Despite dizzying advances in information and communication technology, there is no magic wand that can be waved and instantly filter fake from real, reliable news. But social media platforms and news organizations are moving to address the problem.

Working for a newspaper, I should be happy that the proliferation of fake news on social media is driving people back to traditional or legacy media, where journalists have the constant burden of accountability and the need for accuracy, fact-checking and fairness.

Fewer people are using online ad blockers these days, according to a study conducted by the Reuters Institute. Thanks to fake news, people are willing to pay for reliable news.

Facebook has a personal stake in combating fake news. The Reuters study showed public trust in social media declining in the US and UK, two of the most mature news consuming markets, with people’s trust in social media only about half the trust in conventional media. People are also increasingly getting news from personal messaging apps such as Viber instead of social media, according to the Reuters Institute.

In the digital media industry, such a trend, left unchecked, can be irreversible and spell doom even for industry leaders. An industry giant that fails to keep up and adapt can go bankrupt virtually overnight. 

So we believed Brown when she told us, “Our interests in this are all aligned. This has to be a joint effort.”

* * *

Technology also makes conventional media vulnerable to fake news. Everyone makes mistakes; traditional media can also slip. In the ancient days, we called it a bum steer – nakuryente. Technology has made the risks higher. So journalists and media companies have a stake in fighting fake news.

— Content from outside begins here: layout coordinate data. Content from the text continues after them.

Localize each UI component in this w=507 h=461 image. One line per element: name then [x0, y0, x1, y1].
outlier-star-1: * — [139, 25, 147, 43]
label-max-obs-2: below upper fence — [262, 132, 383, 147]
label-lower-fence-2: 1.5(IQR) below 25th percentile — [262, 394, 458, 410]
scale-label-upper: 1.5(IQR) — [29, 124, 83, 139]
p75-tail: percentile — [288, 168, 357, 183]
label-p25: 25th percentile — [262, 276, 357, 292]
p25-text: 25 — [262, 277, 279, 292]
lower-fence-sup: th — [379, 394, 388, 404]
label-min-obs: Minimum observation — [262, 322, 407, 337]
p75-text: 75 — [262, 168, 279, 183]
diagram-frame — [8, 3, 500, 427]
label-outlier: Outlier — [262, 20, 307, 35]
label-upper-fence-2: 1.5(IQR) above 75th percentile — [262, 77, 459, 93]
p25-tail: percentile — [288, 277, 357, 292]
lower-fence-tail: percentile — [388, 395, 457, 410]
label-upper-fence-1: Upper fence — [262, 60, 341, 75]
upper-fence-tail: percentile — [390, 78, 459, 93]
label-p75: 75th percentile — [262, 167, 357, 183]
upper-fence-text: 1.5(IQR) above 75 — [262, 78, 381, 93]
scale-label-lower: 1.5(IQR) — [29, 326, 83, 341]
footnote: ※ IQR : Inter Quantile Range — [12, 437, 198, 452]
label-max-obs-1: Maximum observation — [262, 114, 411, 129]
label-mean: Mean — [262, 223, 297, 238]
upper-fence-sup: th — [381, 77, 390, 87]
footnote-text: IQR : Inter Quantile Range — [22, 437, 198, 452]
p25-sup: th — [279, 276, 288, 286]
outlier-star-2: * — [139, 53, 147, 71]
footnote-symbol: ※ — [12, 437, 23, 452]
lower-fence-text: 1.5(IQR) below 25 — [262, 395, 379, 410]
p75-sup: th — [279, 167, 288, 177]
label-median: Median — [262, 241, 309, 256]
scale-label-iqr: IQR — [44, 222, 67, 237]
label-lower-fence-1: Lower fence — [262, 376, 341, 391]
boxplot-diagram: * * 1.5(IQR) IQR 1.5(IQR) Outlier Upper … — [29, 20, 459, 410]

Around the world, we’re all looking for sustainable business models.

“There’s no silver bullet. There’s no one size fits all,” Brown told us. “But I think journalism has to be in a healthy place.”

Social media platforms and traditional media are also partnering to deal with the news consumption side. This means educating readers and viewers.

News literacy was a buzz phrase at the just concluded GEN summit. The goal is to help people to be discerning about information they read or, as Brown put it, “to make informed judgments about what they’re reading online.” “We’re just getting started,” Brown, a journalist for 20 years before joining Facebook, said. The ongoing collaborative efforts, she said, aim to secure “a future where quality journalism not only survives but also thrives.”

What technology cannot kill is old-fashioned journalism. Regardless of the medium or the platform, news will still have to be based on what we were taught in journalism school: hard facts, informed perspective and nuance, fairness. Only credible news can survive.